Denmark can spend if growth falls, says IMF

24 Jan 13
Denmark should consider increasing public spending if its ‘faltering’ recovery worsens, the International Monetary Fund said today.

By Nick Mann | 24 January 2013

Denmark should consider increasing public spending if its ‘faltering’ recovery worsens, the International Monetary Fund said today.

According to the Fund’s latest bi-annual review of the Danish economy, its gross domestic product fell by 0.4% last year. It is now expected to grow by 0.9% in 2013, mostly as a result of private consumption and modest growth in business investment. However, risks to the economy persist through the country’s close trade and financial links to the euro – and the peg between the Danish krone and euro.

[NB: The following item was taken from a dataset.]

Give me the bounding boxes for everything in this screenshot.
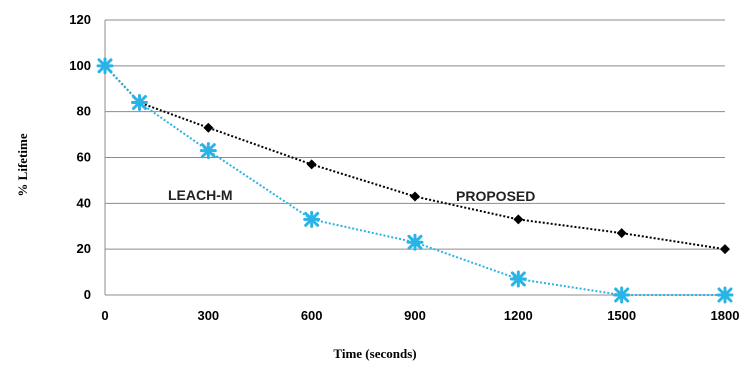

The IMF stressed that Denmark’s low public debt, currently less than 50% of its gross domestic product, as well as its strong credit rating and net creditor status meant it was ‘well-positioned’ to address the economic challenges it faces.

Increases in government spending aimed at addressing lower-than-expected economic growth had already increased Denmark’s budget deficit to an estimated 4.2% of gross domestic product last year.

In a statement, the IMF said further spending would be acceptable if growth failed to recover as expected. IMF directors ‘broadly agreed that, if growth falls significantly below current projections, the authorities should allow automatic stabilisers to operate fully and consider additional support to the economy’.

They stressed, however, that any additional spending should ensure that Denmark’s deficit for this year does not rise above 3%. The country must reduce its deficit below this level to leave the EU’s Excessive Deficit Procedure, which it entered in May 2010.

Meeting this target, and then exiting the EDP in early 2014, was important for ‘maintaining market confidence’, the IMF said. This view was shared by the Danish government, which placed ‘very high priority’ on achieving these goals, the report said.

‘In addition to complying with their EU agreements, the authorities believe that failing to meet the targets would undermine financial market confidence in Denmark’s continued willingness to take the measures necessary to maintain fiscal sustainability,’ it added.